9 gennaio 2013 Se sarò il nuovo presidente non farò il contabile che distrugge la sanità pubblica Renata Polverini sta nominando direttore generale di una Asl un parente di un sindaco del centrodestra. Tutto questo mentre migliaia di posti di lavoro sono a rischio anche per la gestione disastrosa di Storace.
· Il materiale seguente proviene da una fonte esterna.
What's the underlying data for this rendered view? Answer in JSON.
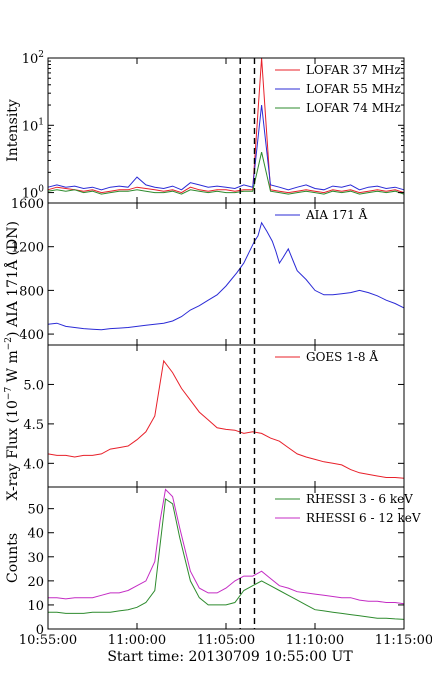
{
  "xaxis": {
    "ticks": [
      "10:55:00",
      "11:00:00",
      "11:05:00",
      "11:10:00",
      "11:15:00"
    ],
    "label": "Start time: 20130709 10:55:00 UT"
  },
  "markers": {
    "times_min": [
      10.8,
      11.6
    ],
    "style": "dashed",
    "color": "#000000"
  },
  "chart_data": [
    {
      "type": "line",
      "id": "lofar",
      "ylabel": "Intensity",
      "yscale": "log",
      "ylim": [
        0.7,
        100
      ],
      "ytick_base": "10",
      "ytick_exps": [
        "0",
        "1",
        "2"
      ],
      "legend_position": "top-right",
      "series": [
        {
          "name": "LOFAR 37 MHz",
          "color": "#e8202a",
          "x": [
            0,
            0.5,
            1,
            1.5,
            2,
            2.5,
            3,
            3.5,
            4,
            4.5,
            5,
            5.5,
            6,
            6.5,
            7,
            7.5,
            8,
            8.5,
            9,
            9.5,
            10,
            10.5,
            11,
            11.5,
            12,
            12.5,
            13,
            13.5,
            14,
            14.5,
            15,
            15.5,
            16,
            16.5,
            17,
            17.5,
            18,
            18.5,
            19,
            19.5,
            20
          ],
          "y": [
            1.1,
            1.2,
            1.15,
            1.1,
            1.05,
            1.1,
            1.0,
            1.05,
            1.1,
            1.1,
            1.2,
            1.15,
            1.1,
            1.05,
            1.1,
            1.0,
            1.2,
            1.1,
            1.05,
            1.1,
            1.1,
            1.05,
            1.1,
            1.1,
            100,
            1.1,
            1.05,
            1.0,
            1.05,
            1.1,
            1.05,
            1.0,
            1.1,
            1.05,
            1.1,
            1.0,
            1.05,
            1.1,
            1.05,
            1.1,
            1.0
          ]
        },
        {
          "name": "LOFAR 55 MHz",
          "color": "#2b2bd6",
          "x": [
            0,
            0.5,
            1,
            1.5,
            2,
            2.5,
            3,
            3.5,
            4,
            4.5,
            5,
            5.5,
            6,
            6.5,
            7,
            7.5,
            8,
            8.5,
            9,
            9.5,
            10,
            10.5,
            11,
            11.5,
            12,
            12.5,
            13,
            13.5,
            14,
            14.5,
            15,
            15.5,
            16,
            16.5,
            17,
            17.5,
            18,
            18.5,
            19,
            19.5,
            20
          ],
          "y": [
            1.2,
            1.3,
            1.2,
            1.25,
            1.15,
            1.2,
            1.1,
            1.2,
            1.25,
            1.2,
            1.7,
            1.3,
            1.2,
            1.15,
            1.25,
            1.1,
            1.4,
            1.3,
            1.2,
            1.25,
            1.2,
            1.15,
            1.3,
            1.2,
            20,
            1.3,
            1.2,
            1.1,
            1.2,
            1.3,
            1.15,
            1.1,
            1.25,
            1.2,
            1.3,
            1.1,
            1.2,
            1.25,
            1.15,
            1.2,
            1.1
          ]
        },
        {
          "name": "LOFAR 74 MHz",
          "color": "#2e8b2e",
          "x": [
            0,
            0.5,
            1,
            1.5,
            2,
            2.5,
            3,
            3.5,
            4,
            4.5,
            5,
            5.5,
            6,
            6.5,
            7,
            7.5,
            8,
            8.5,
            9,
            9.5,
            10,
            10.5,
            11,
            11.5,
            12,
            12.5,
            13,
            13.5,
            14,
            14.5,
            15,
            15.5,
            16,
            16.5,
            17,
            17.5,
            18,
            18.5,
            19,
            19.5,
            20
          ],
          "y": [
            1.05,
            1.1,
            1.05,
            1.1,
            1.0,
            1.05,
            0.95,
            1.0,
            1.05,
            1.05,
            1.1,
            1.05,
            1.0,
            1.0,
            1.05,
            0.95,
            1.1,
            1.05,
            1.0,
            1.05,
            1.0,
            1.0,
            1.05,
            1.05,
            4.0,
            1.05,
            1.0,
            0.95,
            1.0,
            1.05,
            1.0,
            0.95,
            1.05,
            1.0,
            1.05,
            0.95,
            1.0,
            1.05,
            1.0,
            1.05,
            0.95
          ]
        }
      ]
    },
    {
      "type": "line",
      "id": "aia",
      "ylabel": "AIA 171Å (DN)",
      "ylim": [
        300,
        1600
      ],
      "yticks": [
        400,
        800,
        1200,
        1600
      ],
      "legend_position": "top-right",
      "series": [
        {
          "name": "AIA 171 Å",
          "color": "#2b2bd6",
          "x": [
            0,
            0.5,
            1,
            1.5,
            2,
            2.5,
            3,
            3.5,
            4,
            4.5,
            5,
            5.5,
            6,
            6.5,
            7,
            7.5,
            8,
            8.5,
            9,
            9.5,
            10,
            10.3,
            10.6,
            11,
            11.3,
            11.6,
            11.8,
            12,
            12.3,
            12.6,
            12.8,
            13,
            13.2,
            13.5,
            13.8,
            14,
            14.5,
            15,
            15.5,
            16,
            16.5,
            17,
            17.5,
            18,
            18.5,
            19,
            19.5,
            20
          ],
          "y": [
            490,
            500,
            470,
            460,
            450,
            445,
            440,
            450,
            455,
            460,
            470,
            480,
            490,
            500,
            520,
            560,
            620,
            660,
            710,
            760,
            840,
            900,
            960,
            1050,
            1150,
            1250,
            1300,
            1420,
            1340,
            1250,
            1160,
            1050,
            1100,
            1180,
            1060,
            980,
            900,
            800,
            760,
            760,
            770,
            780,
            800,
            780,
            750,
            710,
            680,
            640
          ]
        }
      ]
    },
    {
      "type": "line",
      "id": "goes",
      "ylabel": "X-ray Flux (10",
      "ylabel_exp": "−7",
      "ylabel_unit": " W m",
      "ylabel_unit_exp": "−2",
      "ylabel_close": ")",
      "ylim": [
        3.7,
        5.5
      ],
      "yticks": [
        "4.0",
        "4.5",
        "5.0"
      ],
      "legend_position": "top-right",
      "series": [
        {
          "name": "GOES 1-8 Å",
          "color": "#e8202a",
          "x": [
            0,
            0.5,
            1,
            1.5,
            2,
            2.5,
            3,
            3.5,
            4,
            4.5,
            5,
            5.5,
            6,
            6.5,
            7,
            7.5,
            8,
            8.5,
            9,
            9.5,
            10,
            10.5,
            11,
            11.5,
            12,
            12.5,
            13,
            13.5,
            14,
            14.5,
            15,
            15.5,
            16,
            16.5,
            17,
            17.5,
            18,
            18.5,
            19,
            19.5,
            20
          ],
          "y": [
            4.12,
            4.1,
            4.1,
            4.08,
            4.1,
            4.1,
            4.12,
            4.18,
            4.2,
            4.22,
            4.3,
            4.4,
            4.6,
            5.3,
            5.15,
            4.95,
            4.8,
            4.65,
            4.55,
            4.45,
            4.43,
            4.42,
            4.38,
            4.4,
            4.38,
            4.32,
            4.28,
            4.2,
            4.12,
            4.08,
            4.05,
            4.02,
            4.0,
            3.98,
            3.92,
            3.88,
            3.86,
            3.84,
            3.82,
            3.82,
            3.81
          ]
        }
      ]
    },
    {
      "type": "line",
      "id": "rhessi",
      "ylabel": "Counts",
      "ylim": [
        0,
        59
      ],
      "yticks": [
        "0",
        "10",
        "20",
        "30",
        "40",
        "50"
      ],
      "legend_position": "top-right",
      "series": [
        {
          "name": "RHESSI 3 - 6 keV",
          "color": "#2e8b2e",
          "x": [
            0,
            0.5,
            1,
            1.5,
            2,
            2.5,
            3,
            3.5,
            4,
            4.5,
            5,
            5.5,
            6,
            6.3,
            6.6,
            7,
            7.4,
            8,
            8.5,
            9,
            9.5,
            10,
            10.5,
            11,
            11.5,
            12,
            12.5,
            13,
            13.5,
            14,
            14.5,
            15,
            15.5,
            16,
            16.5,
            17,
            17.5,
            18,
            18.5,
            19,
            19.5,
            20
          ],
          "y": [
            7,
            7,
            6.5,
            6.5,
            6.5,
            7,
            7,
            7,
            7.5,
            8,
            9,
            11,
            16,
            35,
            54,
            52,
            38,
            20,
            13,
            10,
            10,
            10,
            11,
            16,
            18,
            20,
            18,
            16,
            14,
            12,
            10,
            8,
            7.5,
            7,
            6.5,
            6,
            5.5,
            5,
            4.5,
            4.5,
            4.2,
            4
          ]
        },
        {
          "name": "RHESSI 6 - 12 keV",
          "color": "#c42cc4",
          "x": [
            0,
            0.5,
            1,
            1.5,
            2,
            2.5,
            3,
            3.5,
            4,
            4.5,
            5,
            5.5,
            6,
            6.3,
            6.6,
            7,
            7.4,
            8,
            8.5,
            9,
            9.5,
            10,
            10.5,
            11,
            11.5,
            12,
            12.5,
            13,
            13.5,
            14,
            14.5,
            15,
            15.5,
            16,
            16.5,
            17,
            17.5,
            18,
            18.5,
            19,
            19.5,
            20
          ],
          "y": [
            13,
            13,
            12.5,
            13,
            13,
            13,
            14,
            15,
            15,
            16,
            18,
            20,
            28,
            45,
            58,
            55,
            42,
            24,
            17,
            15,
            15,
            17,
            20,
            22,
            22,
            24,
            21,
            18,
            17,
            15.5,
            15,
            14.5,
            14,
            13.5,
            13,
            13,
            12,
            11.5,
            11.5,
            11,
            11,
            10.5
          ]
        }
      ]
    }
  ]
}
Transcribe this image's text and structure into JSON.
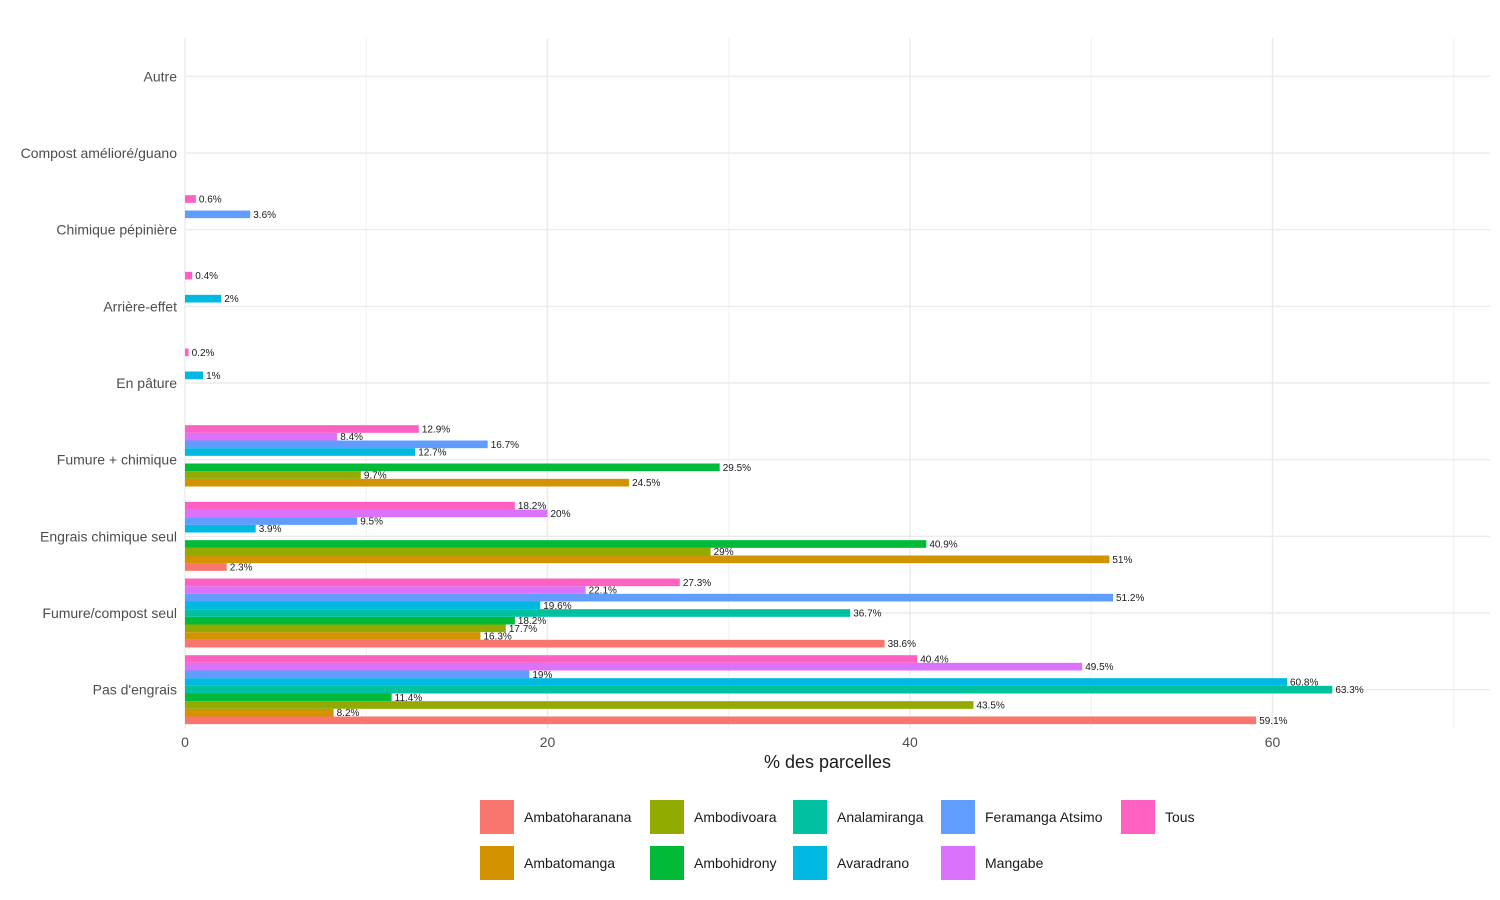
{
  "chart_data": {
    "type": "bar",
    "orientation": "horizontal",
    "xlabel": "% des parcelles",
    "ylabel": "",
    "xlim": [
      0,
      72
    ],
    "x_ticks": [
      0,
      20,
      40,
      60
    ],
    "grid": true,
    "legend_position": "bottom",
    "categories": [
      "Pas d'engrais",
      "Fumure/compost seul",
      "Engrais chimique seul",
      "Fumure + chimique",
      "En pâture",
      "Arrière-effet",
      "Chimique pépinière",
      "Compost amélioré/guano",
      "Autre"
    ],
    "series": [
      {
        "name": "Ambatoharanana",
        "color": "#F8766D",
        "values": [
          59.1,
          38.6,
          2.3,
          null,
          null,
          null,
          null,
          null,
          null
        ],
        "labels": [
          "59.1%",
          "38.6%",
          "2.3%",
          "",
          "",
          "",
          "",
          "",
          ""
        ]
      },
      {
        "name": "Ambatomanga",
        "color": "#D39200",
        "values": [
          8.2,
          16.3,
          51,
          24.5,
          null,
          null,
          null,
          null,
          null
        ],
        "labels": [
          "8.2%",
          "16.3%",
          "51%",
          "24.5%",
          "",
          "",
          "",
          "",
          ""
        ]
      },
      {
        "name": "Ambodivoara",
        "color": "#93AA00",
        "values": [
          43.5,
          17.7,
          29,
          9.7,
          null,
          null,
          null,
          null,
          null
        ],
        "labels": [
          "43.5%",
          "17.7%",
          "29%",
          "9.7%",
          "",
          "",
          "",
          "",
          ""
        ]
      },
      {
        "name": "Ambohidrony",
        "color": "#00BA38",
        "values": [
          11.4,
          18.2,
          40.9,
          29.5,
          null,
          null,
          null,
          null,
          null
        ],
        "labels": [
          "11.4%",
          "18.2%",
          "40.9%",
          "29.5%",
          "",
          "",
          "",
          "",
          ""
        ]
      },
      {
        "name": "Analamiranga",
        "color": "#00C19F",
        "values": [
          63.3,
          36.7,
          null,
          null,
          null,
          null,
          null,
          null,
          null
        ],
        "labels": [
          "63.3%",
          "36.7%",
          "",
          "",
          "",
          "",
          "",
          "",
          ""
        ]
      },
      {
        "name": "Avaradrano",
        "color": "#00B9E3",
        "values": [
          60.8,
          19.6,
          3.9,
          12.7,
          1,
          2,
          null,
          null,
          null
        ],
        "labels": [
          "60.8%",
          "19.6%",
          "3.9%",
          "12.7%",
          "1%",
          "2%",
          "",
          "",
          ""
        ]
      },
      {
        "name": "Feramanga Atsimo",
        "color": "#619CFF",
        "values": [
          19,
          51.2,
          9.5,
          16.7,
          null,
          null,
          3.6,
          null,
          null
        ],
        "labels": [
          "19%",
          "51.2%",
          "9.5%",
          "16.7%",
          "",
          "",
          "3.6%",
          "",
          ""
        ]
      },
      {
        "name": "Mangabe",
        "color": "#DB72FB",
        "values": [
          49.5,
          22.1,
          20,
          8.4,
          null,
          null,
          null,
          null,
          null
        ],
        "labels": [
          "49.5%",
          "22.1%",
          "20%",
          "8.4%",
          "",
          "",
          "",
          "",
          ""
        ]
      },
      {
        "name": "Tous",
        "color": "#FF61C3",
        "values": [
          40.4,
          27.3,
          18.2,
          12.9,
          0.2,
          0.4,
          0.6,
          null,
          null
        ],
        "labels": [
          "40.4%",
          "27.3%",
          "18.2%",
          "12.9%",
          "0.2%",
          "0.4%",
          "0.6%",
          "",
          ""
        ]
      }
    ],
    "legend": {
      "rows": [
        [
          "Ambatoharanana",
          "Ambodivoara",
          "Analamiranga",
          "Feramanga Atsimo",
          "Tous"
        ],
        [
          "Ambatomanga",
          "Ambohidrony",
          "Avaradrano",
          "Mangabe"
        ]
      ]
    }
  }
}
È ora di dirlo perché c'è qualcuno che ha anche la faccia tosta di ricandidarsi

Stamattina, leggendo un quotidiano romano, ho saputo che la Polverini sta nominando direttore generale di una Asl un parente di un sindaco del centrodestra.  È inaccettabile, a 40 giorni dalle sue dimissioni, e con tanti ospedali in crisi.

La gestione della sanità di Storace ci ha lasciato un mutuo di 330 milioni di euro l’anno per trent’anni. Noi e i nostri figli saremo costretti a pagare per i disastri di chi ha autorizzato strutture e reparti spesso non sostenibili e in alcuni casi inutili.  È ora di dirlo chiaramente perché c’è qualcuno che ha anche la faccia tosta di ricandidarsi.

Se sarò eletto, farò il commissario ma non sarò il contabile che distrugge la sanità pubblica. Lo dico ai nastri di partenza. Sono preoccupato da quello che troverò, ma so che non avrò paura di essere intransigente sulla trasparenza e di tornare davanti alle platee con cui mi sono impegnato.